Je préférerais, bien sûr, que Leonard Cohen ou Pavement ou Bruce Springsteen occupent le haut du palmarès des artistes que j’ai vus en concert le plus souvent dans ma vie, mais ça ne change rien à la réalité: The Planet Smashers est le groupe que j’ai vu en concert le plus souvent. Vingt, vingt-cinq fois peut-être. Au défunt Café du Palais, surtout, qui à chaque début de session s’emplissait invariablement de cégépiens venus se réchauffer au soleil des hymnes au surf et à la fête du plus important groupe ska canadien. Super Orgy Porno Party serait le seul plan de cours auquel nous serions fidèles dans les mois à venir et le chanteur Matt Collyer bénissait nos triviales ambitions de son inaltérable sourire d’autiste fonctionnel (Matt Collyer est au sourire ce que le regretté Pat Burns était à la baboune).
Je l’écris les joues empourprées, parce qu’un passé d’amateur de ska est devenu, pour une raison qui m’échappe, cette chose ringarde qu’il faut avouer en surjouant la honte, sur un ton au moins un peu repentant: j’ai abusivement écouté les Planet Smashers au secondaire et au cégep.
Aveu: j’ai bizarrement beaucoup pensé aux Planet Smashers pendant la crise étudiante. Bizarrement, parce que les chansons des Planet Smashers s’abreuvent à la même sulfureuse rage contre la machine que celles d’Arthur L’aventurier.
À l’école L’Escale d’Asbestos, où j’ai traversé cette période de confusion et de difformité que les endocrinologues appellent adolescence, tout le monde aimait le ska: les poteux, les sportifs, les rats de bibli, les rappeurs, les belles filles, les moins belles filles, etc. Même les professeurs, qui préféraient de loin que les animateurs de la radio étudiante fassent résonner dans la polyvalente les exhortations à s’abandonner au party de Collyer que les hurlements désespérés de Slipknot.
Souvenir: Vincent sort du mosh pit au Vans Warped Tour (festival itinérant de punk/ska qui s’arrête chaque année au parc Jean-Drapeau à Montréal), essoufflé comme au terme d’un marathon.

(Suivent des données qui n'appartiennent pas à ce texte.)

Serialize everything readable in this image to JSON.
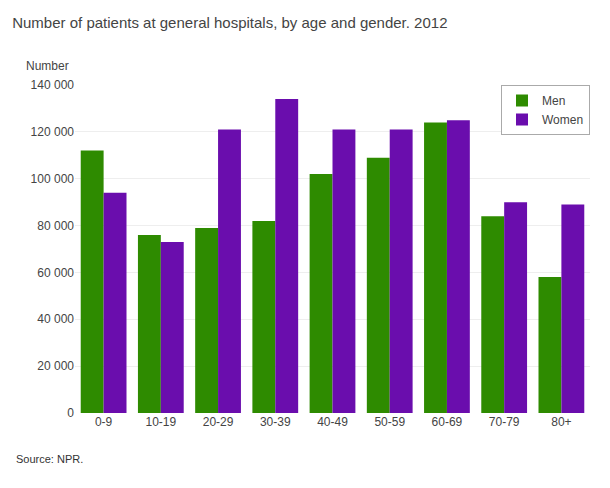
{
  "chart_data": {
    "type": "bar",
    "title": "Number of patients at general hospitals, by age and gender. 2012",
    "ylabel": "Number",
    "source": "Source: NPR.",
    "categories": [
      "0-9",
      "10-19",
      "20-29",
      "30-39",
      "40-49",
      "50-59",
      "60-69",
      "70-79",
      "80+"
    ],
    "series": [
      {
        "name": "Men",
        "color": "#2e8b00",
        "values": [
          112000,
          76000,
          79000,
          82000,
          102000,
          109000,
          124000,
          84000,
          58000
        ]
      },
      {
        "name": "Women",
        "color": "#6a0dad",
        "values": [
          94000,
          73000,
          121000,
          134000,
          121000,
          121000,
          125000,
          90000,
          89000
        ]
      }
    ],
    "ylim": [
      0,
      140000
    ],
    "yticks": [
      0,
      {
        "value": 20000,
        "label": "20 000"
      },
      {
        "value": 40000,
        "label": "40 000"
      },
      {
        "value": 60000,
        "label": "60 000"
      },
      {
        "value": 80000,
        "label": "80 000"
      },
      {
        "value": 100000,
        "label": "100 000"
      },
      {
        "value": 120000,
        "label": "120 000"
      },
      {
        "value": 140000,
        "label": "140 000"
      }
    ],
    "grid": true,
    "legend": "upper right"
  }
}
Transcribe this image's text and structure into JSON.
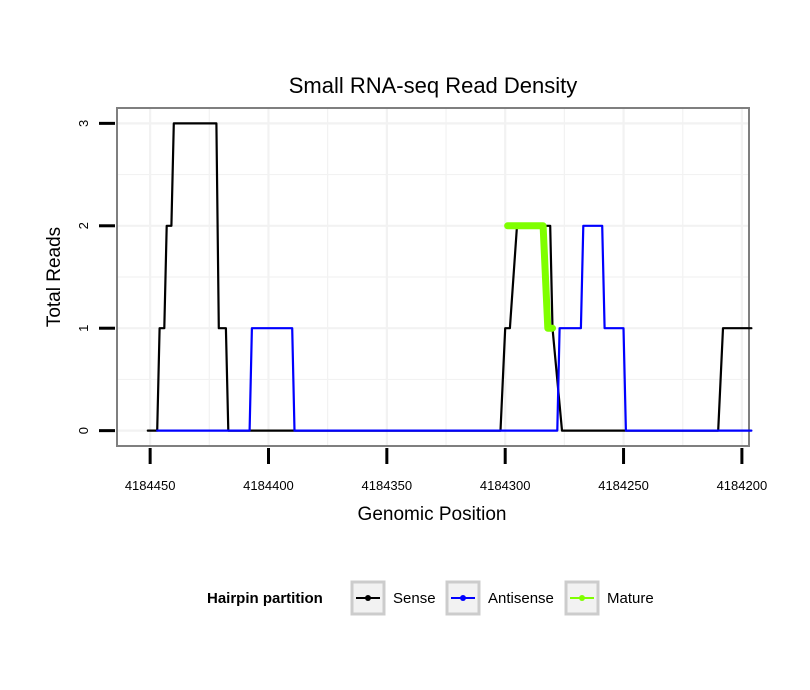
{
  "chart_data": {
    "type": "line",
    "title": "Small RNA-seq Read Density",
    "xlabel": "Genomic Position",
    "ylabel": "Total Reads",
    "xlim": [
      4184464,
      4184197
    ],
    "ylim": [
      -0.15,
      3.15
    ],
    "x_reversed": true,
    "x_ticks": [
      4184450,
      4184400,
      4184350,
      4184300,
      4184250,
      4184200
    ],
    "x_tick_labels": [
      "4184450",
      "4184400",
      "4184350",
      "4184300",
      "4184250",
      "4184200"
    ],
    "y_ticks": [
      0,
      1,
      2,
      3
    ],
    "y_tick_labels": [
      "0",
      "1",
      "2",
      "3"
    ],
    "grid": true,
    "legend": {
      "title": "Hairpin partition",
      "position": "bottom",
      "entries": [
        "Sense",
        "Antisense",
        "Mature"
      ]
    },
    "series": [
      {
        "name": "Sense",
        "color": "#000000",
        "x": [
          4184451,
          4184447,
          4184446,
          4184444,
          4184443,
          4184441,
          4184440,
          4184438,
          4184422,
          4184421,
          4184418,
          4184417,
          4184414,
          4184402,
          4184302,
          4184300,
          4184298,
          4184295,
          4184281,
          4184280,
          4184276,
          4184210,
          4184208,
          4184196
        ],
        "y": [
          0,
          0,
          1,
          1,
          2,
          2,
          3,
          3,
          3,
          1,
          1,
          0,
          0,
          0,
          0,
          1,
          1,
          2,
          2,
          1,
          0,
          0,
          1,
          1
        ]
      },
      {
        "name": "Antisense",
        "color": "#0000ff",
        "x": [
          4184447,
          4184408,
          4184407,
          4184390,
          4184389,
          4184278,
          4184277,
          4184268,
          4184267,
          4184259,
          4184258,
          4184250,
          4184249,
          4184238,
          4184237,
          4184196
        ],
        "y": [
          0,
          0,
          1,
          1,
          0,
          0,
          1,
          1,
          2,
          2,
          1,
          1,
          0,
          0,
          0,
          0
        ]
      },
      {
        "name": "Mature",
        "color": "#7fff00",
        "x": [
          4184299,
          4184284,
          4184282,
          4184280
        ],
        "y": [
          2,
          2,
          1,
          1
        ]
      }
    ]
  }
}
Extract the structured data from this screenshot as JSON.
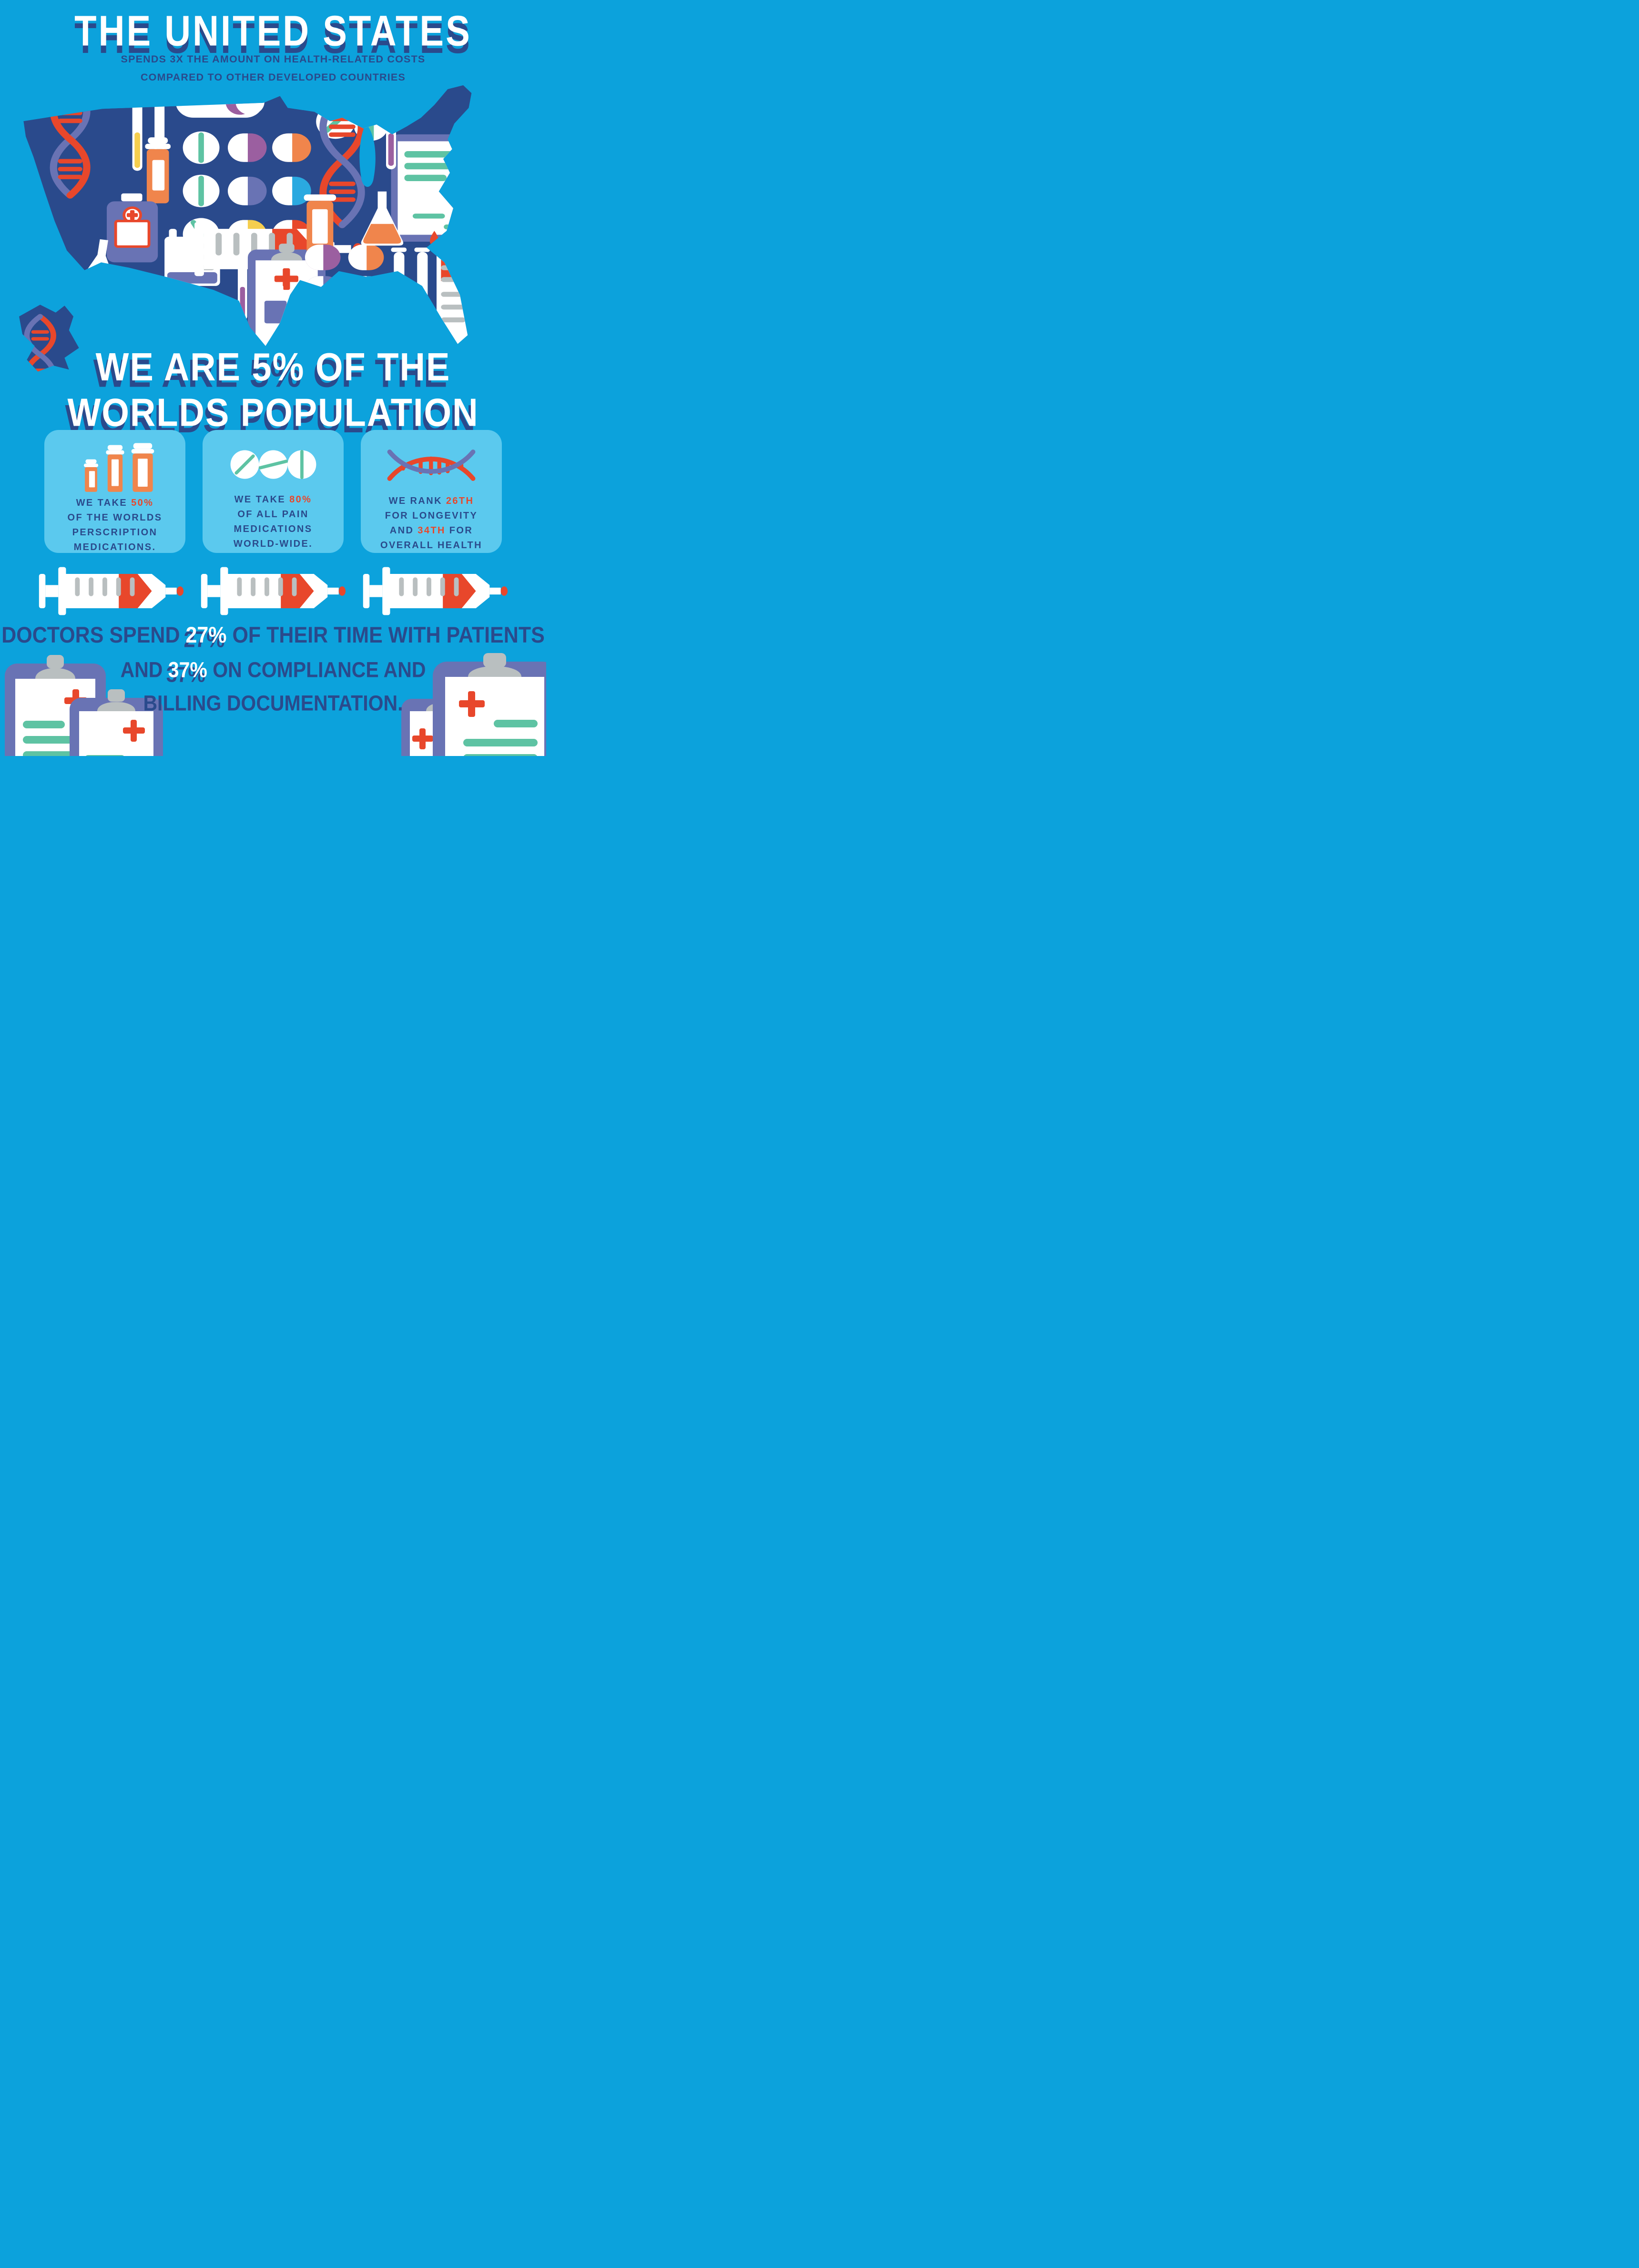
{
  "palette": {
    "background": "#0ca2dc",
    "navy": "#2a4a8c",
    "card_background": "#5bc9ee",
    "red": "#e8472b",
    "orange": "#f0854c",
    "green": "#5ec3a3",
    "slate_purple": "#6973b4",
    "gray": "#b9bfc0",
    "yellow": "#f5ce4e",
    "cyan": "#2aa9e0",
    "purple": "#9b5fa0",
    "white": "#ffffff"
  },
  "header": {
    "title": "THE UNITED STATES",
    "subtitle_line1": "SPENDS 3X THE AMOUNT ON HEALTH-RELATED COSTS",
    "subtitle_line2": "COMPARED TO OTHER DEVELOPED COUNTRIES"
  },
  "map": {
    "icons": [
      "dna-icon",
      "test-tube-icon",
      "pill-capsule-icon",
      "round-pill-icon",
      "prescription-bottle-icon",
      "medicine-bottle-icon",
      "flask-icon",
      "beaker-icon",
      "syringe-icon",
      "clipboard-icon",
      "medical-chart-icon",
      "blood-drop-icon"
    ]
  },
  "population_headline": {
    "line1": "WE ARE 5% OF THE",
    "line2": "WORLDS POPULATION"
  },
  "cards": [
    {
      "icon": "pill-bottles-icon",
      "lines": [
        [
          {
            "t": "WE TAKE ",
            "c": "navy"
          },
          {
            "t": "50%",
            "c": "red"
          }
        ],
        [
          {
            "t": "OF THE WORLDS",
            "c": "navy"
          }
        ],
        [
          {
            "t": "PERSCRIPTION",
            "c": "navy"
          }
        ],
        [
          {
            "t": "MEDICATIONS.",
            "c": "navy"
          }
        ]
      ]
    },
    {
      "icon": "pain-pills-icon",
      "lines": [
        [
          {
            "t": "WE TAKE ",
            "c": "navy"
          },
          {
            "t": "80%",
            "c": "red"
          }
        ],
        [
          {
            "t": "OF ALL PAIN",
            "c": "navy"
          }
        ],
        [
          {
            "t": "MEDICATIONS",
            "c": "navy"
          }
        ],
        [
          {
            "t": "WORLD-WIDE.",
            "c": "navy"
          }
        ]
      ]
    },
    {
      "icon": "dna-icon",
      "lines": [
        [
          {
            "t": "WE RANK ",
            "c": "navy"
          },
          {
            "t": "26TH",
            "c": "red"
          }
        ],
        [
          {
            "t": "FOR LONGEVITY",
            "c": "navy"
          }
        ],
        [
          {
            "t": "AND ",
            "c": "navy"
          },
          {
            "t": "34TH",
            "c": "red"
          },
          {
            "t": " FOR",
            "c": "navy"
          }
        ],
        [
          {
            "t": "OVERALL HEALTH",
            "c": "navy"
          }
        ]
      ]
    }
  ],
  "syringe_row": {
    "count": 3
  },
  "doctors_stat": {
    "line1": [
      {
        "t": "DOCTORS SPEND ",
        "c": "navy"
      },
      {
        "t": "27%",
        "c": "white"
      },
      {
        "t": " OF THEIR TIME WITH PATIENTS",
        "c": "navy"
      }
    ],
    "line2": [
      {
        "t": "AND ",
        "c": "navy"
      },
      {
        "t": "37%",
        "c": "white"
      },
      {
        "t": " ON COMPLIANCE AND",
        "c": "navy"
      }
    ],
    "line3": [
      {
        "t": "BILLING DOCUMENTATION.",
        "c": "navy"
      }
    ]
  }
}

Derrière lui, la foule de skankeux s’agite toujours au son des Smashers. Plié en deux devant moi, les mains appuyées sur les genoux, Vincent crache du sable – l’air devant la scène est saturé de sable – avant de s’essuyer le visage avec le bord de son t-shirt de Mad Caddies. Je lui tends ma bouteille d’eau. Il la vide d’un seul long trait. Nous avons 16 ans. Le soleil brûle le dos de mon t-shirt de Subb.
Vincent, à qui je n’ai pas parlé depuis des années, est aujourd’hui policier et c’est sans doute pour cette raison que les chansons des Planet Smashers rejouaient en boucle dans le juke-box de ma caboche pendant la crise étudiante. Vincent avait-il été appelé à mater des manifs? Écoutait-il parfois du ska dans sa voiture de patrouille? Décrivait-il les étudiants en empruntant au vomitif vocabulaire de Matricule 728? Tant de lancinantes questions un peu ridicules que se posait parfois le nostalgique d’une époque où une chanson des Planet Smashers suffisait à réconcilier les mondes éloignés auxquels appartenaient un sportif (lui) et un rat de bibli (moi).
Nostalgique qui, ce 8 décembre, cherchera dans la foule du Woodstock Bar son vieux chum Vincent. The Forbidden Beats et Les Conards à l’orange précéderont dès 21h The Planet Smashers sur scène.